I’m here for a major technology event. No, it’s not the iPhone 6 announcement. There are more important things to do than stand in line for a 5.5 inch slab of glass and aluminium. Important things like attending the Intel Developer Forum.
You can be excused if you didn’t know of IDF before now. IDF is to Intel what I/O is to Google. Or WWDC is to Apple. Or Build is to Microsoft.
The popularity of I/O, WWDC and Build comes in part from the fact that each of these companies create insanely successful and global consumer technology products. In contrast Intel makes semiconductors, not exactly the stuff of store shelves. In fact, Intel is hugely visible for a company that makes things that go into other things. If you’ve ever owned a PC (or are still stuck with one in this post-PC era), you’ve definitely seen the iconic “Intel inside” insignia.
This is not my first Intel event. But it is my first Intel Developer Forum. I imagine that at this sort of thing, the elephant in the room will likely be how the world’s largest maker of semiconductors missed the wave of mobile boat. This of course is not a topic Intel likes to dwell on. For my part, I’ve not been able to resist rubbing salt in that wound everytime I interact with people that work there. But with each interaction, I’ve come to realise that Intel is not ignoring the elephant in the room as much as it is concentrating on skating to where the puck will be.

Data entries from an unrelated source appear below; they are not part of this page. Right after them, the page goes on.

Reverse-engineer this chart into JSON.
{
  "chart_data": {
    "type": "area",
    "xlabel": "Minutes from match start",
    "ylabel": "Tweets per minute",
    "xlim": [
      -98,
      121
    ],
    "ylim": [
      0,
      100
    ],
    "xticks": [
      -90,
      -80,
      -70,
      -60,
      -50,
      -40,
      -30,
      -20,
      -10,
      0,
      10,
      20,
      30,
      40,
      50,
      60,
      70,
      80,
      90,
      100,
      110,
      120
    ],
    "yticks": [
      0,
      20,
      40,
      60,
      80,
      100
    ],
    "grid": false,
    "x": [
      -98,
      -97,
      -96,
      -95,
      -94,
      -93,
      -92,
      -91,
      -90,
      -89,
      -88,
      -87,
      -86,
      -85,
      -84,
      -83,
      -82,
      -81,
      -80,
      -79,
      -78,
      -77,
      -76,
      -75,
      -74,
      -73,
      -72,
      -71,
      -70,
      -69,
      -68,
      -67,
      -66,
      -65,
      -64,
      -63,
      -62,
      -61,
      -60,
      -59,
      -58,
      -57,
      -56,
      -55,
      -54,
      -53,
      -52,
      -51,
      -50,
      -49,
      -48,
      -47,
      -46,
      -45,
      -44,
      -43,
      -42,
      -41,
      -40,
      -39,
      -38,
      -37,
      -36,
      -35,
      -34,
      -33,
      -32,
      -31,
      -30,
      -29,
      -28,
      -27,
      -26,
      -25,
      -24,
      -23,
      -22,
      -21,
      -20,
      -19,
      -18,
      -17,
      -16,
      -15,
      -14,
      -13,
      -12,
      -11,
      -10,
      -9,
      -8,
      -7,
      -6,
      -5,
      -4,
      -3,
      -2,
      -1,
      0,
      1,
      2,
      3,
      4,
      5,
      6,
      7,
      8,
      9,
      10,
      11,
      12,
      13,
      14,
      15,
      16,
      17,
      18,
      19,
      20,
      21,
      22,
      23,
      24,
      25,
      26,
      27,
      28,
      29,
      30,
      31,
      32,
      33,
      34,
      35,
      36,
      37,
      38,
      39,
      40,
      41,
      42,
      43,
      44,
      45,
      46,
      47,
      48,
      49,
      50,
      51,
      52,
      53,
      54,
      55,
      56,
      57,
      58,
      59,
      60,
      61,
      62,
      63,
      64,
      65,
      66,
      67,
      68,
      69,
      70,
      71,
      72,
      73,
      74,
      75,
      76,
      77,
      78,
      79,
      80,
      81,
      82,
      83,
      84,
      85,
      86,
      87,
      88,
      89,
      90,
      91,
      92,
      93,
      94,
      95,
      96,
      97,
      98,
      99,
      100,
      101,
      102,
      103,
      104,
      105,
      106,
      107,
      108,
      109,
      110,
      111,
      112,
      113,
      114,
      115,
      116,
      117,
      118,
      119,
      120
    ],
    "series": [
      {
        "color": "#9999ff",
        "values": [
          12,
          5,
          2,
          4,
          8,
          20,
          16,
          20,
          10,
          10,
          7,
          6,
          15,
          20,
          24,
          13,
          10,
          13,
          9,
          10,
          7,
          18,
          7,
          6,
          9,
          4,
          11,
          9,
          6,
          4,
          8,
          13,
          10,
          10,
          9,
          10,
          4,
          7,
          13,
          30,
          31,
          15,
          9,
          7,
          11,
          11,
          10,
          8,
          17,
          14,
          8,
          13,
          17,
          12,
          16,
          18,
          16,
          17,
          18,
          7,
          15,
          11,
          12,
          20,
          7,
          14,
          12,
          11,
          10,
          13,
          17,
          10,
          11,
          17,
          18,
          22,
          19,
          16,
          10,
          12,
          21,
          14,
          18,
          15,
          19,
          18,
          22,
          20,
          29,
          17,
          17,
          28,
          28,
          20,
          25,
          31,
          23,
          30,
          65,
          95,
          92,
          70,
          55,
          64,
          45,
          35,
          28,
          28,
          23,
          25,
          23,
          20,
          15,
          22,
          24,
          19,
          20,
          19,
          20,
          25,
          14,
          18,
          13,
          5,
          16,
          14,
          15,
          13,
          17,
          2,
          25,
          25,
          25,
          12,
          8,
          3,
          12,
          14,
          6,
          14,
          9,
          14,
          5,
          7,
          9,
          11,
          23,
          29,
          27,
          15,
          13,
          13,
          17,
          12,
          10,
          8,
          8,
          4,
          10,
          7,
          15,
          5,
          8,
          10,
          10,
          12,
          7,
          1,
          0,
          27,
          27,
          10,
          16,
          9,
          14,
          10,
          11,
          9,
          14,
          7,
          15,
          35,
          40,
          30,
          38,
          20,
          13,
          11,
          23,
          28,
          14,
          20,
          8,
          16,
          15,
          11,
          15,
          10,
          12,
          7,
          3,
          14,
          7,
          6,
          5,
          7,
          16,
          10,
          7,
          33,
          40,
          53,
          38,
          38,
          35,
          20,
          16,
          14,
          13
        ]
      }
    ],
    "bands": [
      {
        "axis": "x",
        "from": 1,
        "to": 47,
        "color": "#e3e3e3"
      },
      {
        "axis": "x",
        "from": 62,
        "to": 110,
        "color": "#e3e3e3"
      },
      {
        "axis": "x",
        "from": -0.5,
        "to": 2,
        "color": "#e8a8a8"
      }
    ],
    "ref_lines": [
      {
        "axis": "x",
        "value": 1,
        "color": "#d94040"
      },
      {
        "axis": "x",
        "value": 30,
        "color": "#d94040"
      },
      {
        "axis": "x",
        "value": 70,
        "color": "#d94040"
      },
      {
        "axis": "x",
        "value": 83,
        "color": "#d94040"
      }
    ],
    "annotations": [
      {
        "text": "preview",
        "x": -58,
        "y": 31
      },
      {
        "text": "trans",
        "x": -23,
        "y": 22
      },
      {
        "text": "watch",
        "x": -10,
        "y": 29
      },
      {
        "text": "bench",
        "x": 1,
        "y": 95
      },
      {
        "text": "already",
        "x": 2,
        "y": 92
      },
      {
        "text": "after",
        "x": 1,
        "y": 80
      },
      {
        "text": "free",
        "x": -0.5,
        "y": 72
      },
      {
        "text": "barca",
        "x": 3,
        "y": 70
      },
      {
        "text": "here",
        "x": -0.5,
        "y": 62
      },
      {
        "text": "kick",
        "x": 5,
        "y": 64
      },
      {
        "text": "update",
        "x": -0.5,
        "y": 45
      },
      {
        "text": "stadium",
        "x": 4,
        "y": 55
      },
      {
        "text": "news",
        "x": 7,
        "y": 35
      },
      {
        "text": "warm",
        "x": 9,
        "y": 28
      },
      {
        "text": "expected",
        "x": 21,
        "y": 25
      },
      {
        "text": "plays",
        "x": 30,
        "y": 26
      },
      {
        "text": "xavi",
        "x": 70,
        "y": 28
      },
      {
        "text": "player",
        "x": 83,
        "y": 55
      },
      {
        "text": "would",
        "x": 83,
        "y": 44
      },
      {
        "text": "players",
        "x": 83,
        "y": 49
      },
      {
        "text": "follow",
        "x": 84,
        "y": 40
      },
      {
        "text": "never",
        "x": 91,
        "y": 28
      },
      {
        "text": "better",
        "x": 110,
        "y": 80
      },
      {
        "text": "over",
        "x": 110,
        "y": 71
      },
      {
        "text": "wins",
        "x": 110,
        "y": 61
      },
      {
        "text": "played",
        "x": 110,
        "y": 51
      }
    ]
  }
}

In my opinion, the violently disruptive phase of mobile is over. Mobile is where the puck is right now. As a concept, mobile is no longer the future, it is the status quo. The keenest thinkers in technology have already moved on to exploring the next technologies that will shape the way we live, work and play. When was the last time you saw someone preaching mobile-first? Mobile is implicit in all these endeavours. By now, anyone who needs to be told should be in another business altogether.
For Intel, trying to play catch up in mobile would be like trying to bail water out of a leaky ship. That it has held together against the waves of disruption till now is by itself significant — even in the vaunted post-PC era, Intel’s chips are still inside many of today’s electronics, a testament to how literally embedded the company is.
To assure its chips a place inside tomorrow’s electronics though, Intel realises it needs to build a new ship. Preferably a giant jet ski. One designed to ride the coming wave of connected cars, wearable technology, internet of things, the maker movement…you know, the cool new buzzwordy stuff that are also definitely the future, but most importantly, are still at such early stages where Intel can hope to participate in their development.
All that and more are the conversations that Intel plans to have with developers in this edition of IDF. That the iPhone 6 announcement could really screw with my attention is a real possibility, but IDF is why I am in San Francisco, and over the next few days I hope to satisfy my curiousity about how Intel plans on taking its business into the new era of global technology.
Will Intel be relevant in a decade? It depends on how fast they can skate.